The recent announcements by the Reserve Bank of India (RBI) regarding fintech lending and pre-sanctioned loans through UPI are likely to hit the buy now pay later (BNPL) players further.
Last year the RBI had clipped the wings of BNPL players by disallowing nonbanks from loading prepaid instruments — digital wallets, or stored-value cards — using credit lines. The only valid options for a buyer are to prefill their wallet with cash, or to debit their bank or credit-card accounts.
The credit on UPI highlights the regulator’s commitment to financial inclusion, with regulated entities driving product innovation and deployment. The move to allow UPI users access to pre-approved loans could be a game-changer for formalizing credit for over two-thirds of the 30 million UPI user base.

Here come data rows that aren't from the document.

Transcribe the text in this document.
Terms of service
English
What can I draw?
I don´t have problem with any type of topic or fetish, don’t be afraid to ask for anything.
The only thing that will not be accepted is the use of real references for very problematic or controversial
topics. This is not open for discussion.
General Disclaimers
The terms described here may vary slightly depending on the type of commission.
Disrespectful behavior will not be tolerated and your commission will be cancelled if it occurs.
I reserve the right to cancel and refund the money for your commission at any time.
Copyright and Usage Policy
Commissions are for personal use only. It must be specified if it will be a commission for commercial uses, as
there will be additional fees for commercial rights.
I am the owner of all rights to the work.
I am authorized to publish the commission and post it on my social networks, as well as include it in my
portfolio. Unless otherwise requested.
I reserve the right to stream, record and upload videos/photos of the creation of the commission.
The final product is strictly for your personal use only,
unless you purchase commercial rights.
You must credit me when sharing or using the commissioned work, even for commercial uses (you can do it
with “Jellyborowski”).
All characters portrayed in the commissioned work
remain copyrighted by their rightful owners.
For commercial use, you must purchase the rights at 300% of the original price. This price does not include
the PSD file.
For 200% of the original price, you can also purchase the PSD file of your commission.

According to the National Payments Corporation of India (NPCI), over 99 per cent of UPI users are linked to their bank accounts, and pre-sanctioned loans would function like personal loans, but through UPI. The loans will have a cut-off limit, unlike BNPL products, and it remains to be seen whether banks will allow customers to dip into limits multiple times. Pricing the loans attractively below credit card revolver rates of 36-48 per cent will be crucial when it comes to competition with credit cards.
BNPL sector
The BNPL payment industry in India has recorded strong growth over the last four quarters, supported by increased ecommerce penetration.
Medium to long-term growth story of the BNPL industry in India remains strong. BNPL payment adoption is expected to grow steadily over the forecast period, recording a CAGR of 12.2 per cent during 2023-2028. The BNPL Gross Merchandise Value in the country will increase from $11,628.8 million in 2022 to reach $25,387.2 million by 2028.
The BNPL space has grown significantly amid the growing traction for flexible payment methods among consumers in Tier II and Tier III cities of India.
The challenges
While personal loans have accounted for 12-18 per cent of private banks’ retail portfolios, banks will have to evaluate whether they want to target new-to-bank or new-to-credit customers, which goes against the practice of pre-sanctioned loans based on credit history. Pricing loans based on the customer and not the product may be necessary for new customer segments, which could prove challenging for banks.
Before introducing pre-sanctioned loans, banks will have to determine whether they see this credit product as a new market segment or an add-on to their existing play. The risks of the former could hit asset quality and financials. However, it also presents them with a huge opportunity to expand their credit base.